Re: fsid change of ZFS?

From: Rick Macklem <rmacklem_at_uoguelph.ca>
Date: Wed, 24 Aug 2011 09:36:37 -0400 (EDT)
Kostik Belousov wrote:
> On Wed, Aug 24, 2011 at 09:34:58PM +0900, Hiroki Sato wrote:
> > Kostik Belousov <kostikbel_at_gmail.com> wrote
> >   in <20110824082119.GJ17489_at_deviant.kiev.zoral.com.ua>:
> >
> > ko> On Tue, Aug 23, 2011 at 11:23:03PM +0200, Pawel Jakub Dawidek
> > wrote:
> > ko> > On Tue, Aug 23, 2011 at 04:11:20PM -0400, Rick Macklem wrote:
> > ko> > > Pawel Jakub Dawidek wrote:
> > ko> > > > On Tue, Aug 23, 2011 at 10:09:41AM -0400, Rick Macklem
> > wrote:
> > ko> > > > > Ok, I'll admit I wasn't very fond of a fixed table that
> > would
> > ko> > > > > inevitably
> > ko> > > > > get out of date someday, either.
> > ko> > > > >
> > ko> > > > > I didn't think hashing for the cases not in the table
> > was worth the
> > ko> > > > > effort,
> > ko> > > > > but doing a hash instead of a table seems reasonable.
> > ko> > > > >
> > ko> > > > > I see that ZFS only uses the low order 8 bits, so I'll
> > try and come
> > ko> > > > > up
> > ko> > > > > with an 8bit hash solution and will post a patch for
> > testing/review
> > ko> > > > > soon.
> > ko> > > > >
> > ko> > > > > I don't think the vfs_sysctl() is that great a concern,
> > given that
> > ko> > > > > it
> > ko> > > > > appears to be deprecated already anyhow. (With an 8bit
> > hash,
> > ko> > > > > vfs_typenum
> > ko> > > > > won't be that sparse.) I'll also make sure that whatever
> > hash I use
> > ko> > > > > doesn't collide for the current list of file names
> > (although I will
> > ko> > > > > include
> > ko> > > > > code that handles a collision in the patch).
> > ko> > > >
> > ko> > > > Sounds great. Thanks!
> > ko> > > >
> > ko> > > Here's the patch. (Hiroki could you please test this,
> > thanks, rick.)
> > ko> > > ps: If the white space gets trashed, the same patch is at:
> > ko> > > http://people.freebsd.org/~rmacklem/fsid.patch
> > ko> >
> > ko> > The patch is fine by me. Thanks, Rick!
> > ko>
> > ko> Sorry, I am late.
> > ko>
> > ko> It seems that the probability of the collisions for the hash is
> > quite high.
> > ko> Due to the fixup procedure, the resulting typenum will depend on
> > the order
> > ko> of the module initialization, isn't it ? IMO, it makes the patch
> > goal not
> > ko> met.
> >
> >  I tried the following two experiments (the complete results are
> >  attached) to confirm the probability:
> >
> >  1. [fsidhash1.txt]
> > 	well-known vfc_name and the names "[a-z]fs" (# of names is 36)
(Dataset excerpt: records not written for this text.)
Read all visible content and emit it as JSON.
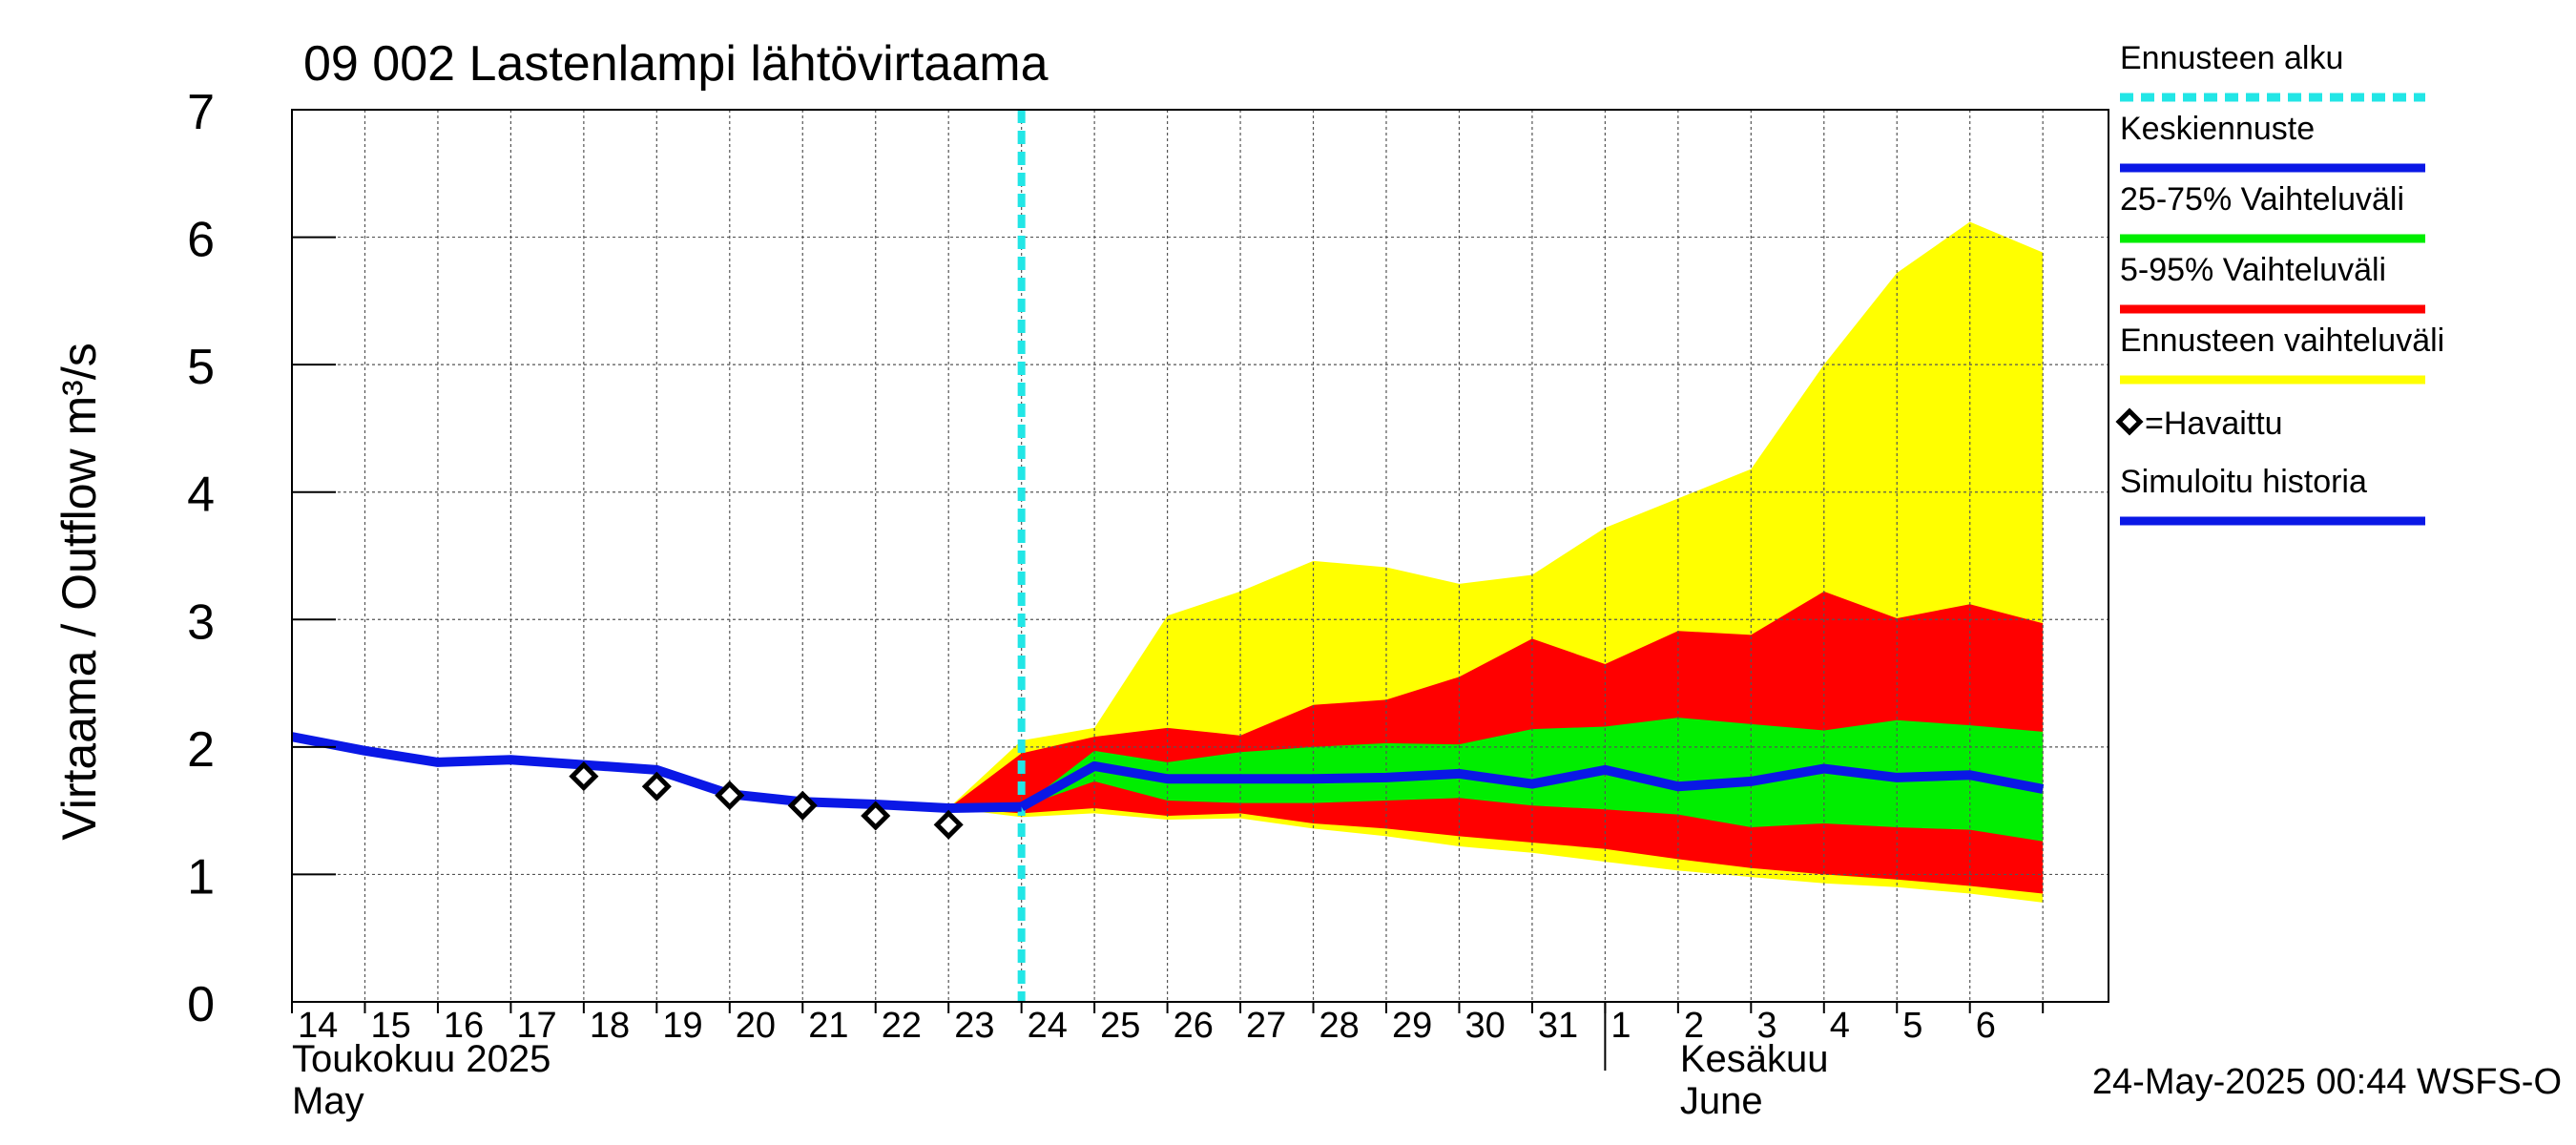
{
  "chart_data": {
    "type": "area",
    "title": "09 002 Lastenlampi lähtövirtaama",
    "ylabel": "Virtaama / Outflow    m³/s",
    "ylim": [
      0,
      7
    ],
    "yticks": [
      0,
      1,
      2,
      3,
      4,
      5,
      6,
      7
    ],
    "x_range": [
      "2025-05-14",
      "2025-06-07"
    ],
    "x_tick_labels": [
      "14",
      "15",
      "16",
      "17",
      "18",
      "19",
      "20",
      "21",
      "22",
      "23",
      "24",
      "25",
      "26",
      "27",
      "28",
      "29",
      "30",
      "31",
      "1",
      "2",
      "3",
      "4",
      "5",
      "6"
    ],
    "month_labels": [
      {
        "fi": "Toukokuu  2025",
        "en": "May",
        "start": "2025-05-14"
      },
      {
        "fi": "Kesäkuu",
        "en": "June",
        "start": "2025-06-01"
      }
    ],
    "grid": true,
    "legend_position": "right",
    "forecast_start": "2025-05-24",
    "legend": [
      {
        "label": "Ennusteen alku",
        "color": "#22e6e6",
        "style": "dashed"
      },
      {
        "label": "Keskiennuste",
        "color": "#0a18e6",
        "style": "line"
      },
      {
        "label": "25-75% Vaihteluväli",
        "color": "#00ee00",
        "style": "line"
      },
      {
        "label": "5-95% Vaihteluväli",
        "color": "#ff0000",
        "style": "line"
      },
      {
        "label": "Ennusteen vaihteluväli",
        "color": "#ffff00",
        "style": "line"
      },
      {
        "label": "=Havaittu",
        "color": "#000000",
        "style": "marker"
      },
      {
        "label": "Simuloitu historia",
        "color": "#0a18e6",
        "style": "line"
      }
    ],
    "series": [
      {
        "name": "Simuloitu historia",
        "color": "#0a18e6",
        "x": [
          0,
          1,
          2,
          3,
          4,
          5,
          6,
          7,
          8,
          9,
          10
        ],
        "values": [
          2.08,
          1.97,
          1.88,
          1.9,
          1.86,
          1.82,
          1.63,
          1.57,
          1.55,
          1.52,
          1.53
        ]
      },
      {
        "name": "Keskiennuste",
        "color": "#0a18e6",
        "x": [
          10,
          11,
          12,
          13,
          14,
          15,
          16,
          17,
          18,
          19,
          20,
          21,
          22,
          23,
          24
        ],
        "values": [
          1.53,
          1.85,
          1.75,
          1.75,
          1.75,
          1.76,
          1.79,
          1.71,
          1.82,
          1.69,
          1.73,
          1.83,
          1.76,
          1.78,
          1.67
        ]
      },
      {
        "name": "=Havaittu",
        "color": "#000000",
        "type": "scatter",
        "x": [
          4,
          5,
          6,
          7,
          8,
          9
        ],
        "values": [
          1.77,
          1.69,
          1.62,
          1.54,
          1.46,
          1.39
        ]
      },
      {
        "name": "Ennusteen vaihteluväli",
        "color": "#ffff00",
        "type": "band",
        "x": [
          9,
          10,
          11,
          12,
          13,
          14,
          15,
          16,
          17,
          18,
          19,
          20,
          21,
          22,
          23,
          24
        ],
        "low": [
          1.52,
          1.45,
          1.48,
          1.43,
          1.44,
          1.36,
          1.3,
          1.22,
          1.17,
          1.1,
          1.03,
          0.98,
          0.93,
          0.9,
          0.85,
          0.78
        ],
        "high": [
          1.52,
          2.05,
          2.15,
          3.03,
          3.22,
          3.46,
          3.41,
          3.28,
          3.35,
          3.72,
          3.95,
          4.18,
          5.0,
          5.72,
          6.12,
          5.88
        ]
      },
      {
        "name": "5-95% Vaihteluväli",
        "color": "#ff0000",
        "type": "band",
        "x": [
          9,
          10,
          11,
          12,
          13,
          14,
          15,
          16,
          17,
          18,
          19,
          20,
          21,
          22,
          23,
          24
        ],
        "low": [
          1.52,
          1.48,
          1.52,
          1.46,
          1.48,
          1.4,
          1.36,
          1.3,
          1.25,
          1.2,
          1.12,
          1.05,
          1.0,
          0.96,
          0.91,
          0.85
        ],
        "high": [
          1.52,
          1.95,
          2.08,
          2.15,
          2.09,
          2.33,
          2.37,
          2.55,
          2.85,
          2.65,
          2.91,
          2.88,
          3.22,
          3.01,
          3.12,
          2.97
        ]
      },
      {
        "name": "25-75% Vaihteluväli",
        "color": "#00ee00",
        "type": "band",
        "x": [
          10,
          11,
          12,
          13,
          14,
          15,
          16,
          17,
          18,
          19,
          20,
          21,
          22,
          23,
          24
        ],
        "low": [
          1.53,
          1.73,
          1.58,
          1.56,
          1.56,
          1.58,
          1.6,
          1.54,
          1.51,
          1.47,
          1.37,
          1.4,
          1.37,
          1.35,
          1.26
        ],
        "high": [
          1.53,
          1.97,
          1.88,
          1.96,
          2.0,
          2.03,
          2.02,
          2.14,
          2.16,
          2.23,
          2.18,
          2.13,
          2.21,
          2.17,
          2.12
        ]
      }
    ]
  },
  "footer": {
    "timestamp": "24-May-2025 00:44 WSFS-O"
  }
}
> > 	with no fix-up recalculation.
> >
> >  2. [fsidhash2.txt]
> > 	well-known vfc_name and the names "[a-z][a-z]fs" (# of names is
> > 	710)
> > 	with no fix-up recalculation.
> >
> >  There is no collision in the case 1. And when [a-z][a-z]fs are
> >  included the average number of the collided names in the same hash
> >  value is 4.43 (i.e. 160 different hash values are generated, the
> >  theoretical best number is (710 entries / 256 buckets) = 2.77).
> >
> >  At least, vfc_names we currently have in our kernel code have no
> >  collision, fortunately. As you noticed "[a-z][a-z]fs" is an
> >  impractical data set and these results cannot explain the
> >  characteristics for all possible and practical vfc_names, so
> >  whether
> >  this hash is reasonable or not depends on how we think of them.
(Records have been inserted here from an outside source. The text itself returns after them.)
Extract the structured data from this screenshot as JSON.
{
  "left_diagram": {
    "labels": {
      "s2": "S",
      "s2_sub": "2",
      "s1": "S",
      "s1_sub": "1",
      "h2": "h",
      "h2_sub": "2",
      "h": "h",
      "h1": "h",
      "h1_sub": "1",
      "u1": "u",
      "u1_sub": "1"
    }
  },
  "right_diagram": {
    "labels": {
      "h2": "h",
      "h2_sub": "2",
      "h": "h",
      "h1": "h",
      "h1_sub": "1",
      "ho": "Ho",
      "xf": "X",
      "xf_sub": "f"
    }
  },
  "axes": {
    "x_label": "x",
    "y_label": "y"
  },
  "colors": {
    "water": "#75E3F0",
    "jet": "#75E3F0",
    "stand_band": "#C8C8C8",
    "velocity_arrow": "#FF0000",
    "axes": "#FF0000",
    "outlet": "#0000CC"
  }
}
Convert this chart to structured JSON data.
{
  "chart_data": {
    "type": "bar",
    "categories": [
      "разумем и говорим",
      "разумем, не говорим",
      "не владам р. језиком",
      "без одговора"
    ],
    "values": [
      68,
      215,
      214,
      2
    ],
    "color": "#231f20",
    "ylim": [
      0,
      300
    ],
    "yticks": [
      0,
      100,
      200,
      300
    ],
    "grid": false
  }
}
> >  Comments or other better idea?
> 
> Might be, add a new byte field to struct vfsconf, containing the
> suggested
> byte to be used by fsid. Divide the namespace into two half by the
> highest
> bit 7. Use the byte values with the highest bit clear for statically
> assignment for in-tree modules. Kernel will still check for the
> uniquiness
> on initialization.
> 
Well, doesn't this result in the same issue as the fixed table?
In other words, the developer has to supply the "suggested byte" for
fsid and make sure that it doesn't conflict with other "suggested byte"
values or suffer the same consequence as forgetting to update the fixed
table. (ie. It just puts the fixed value in a different place, from what
I see, for in-tree modules. Also, with a fixed table, they are all in
one place, so it's easy to choose a non-colliding value?)

> Reserve the value '0' to mean that kernel must assign the next unused
> value >= 128. This is done to support out-of-tree modules.
> 
> Might be, also reserve the value 0 to mean 'kernel
> Main drawback is that is sounds complicated.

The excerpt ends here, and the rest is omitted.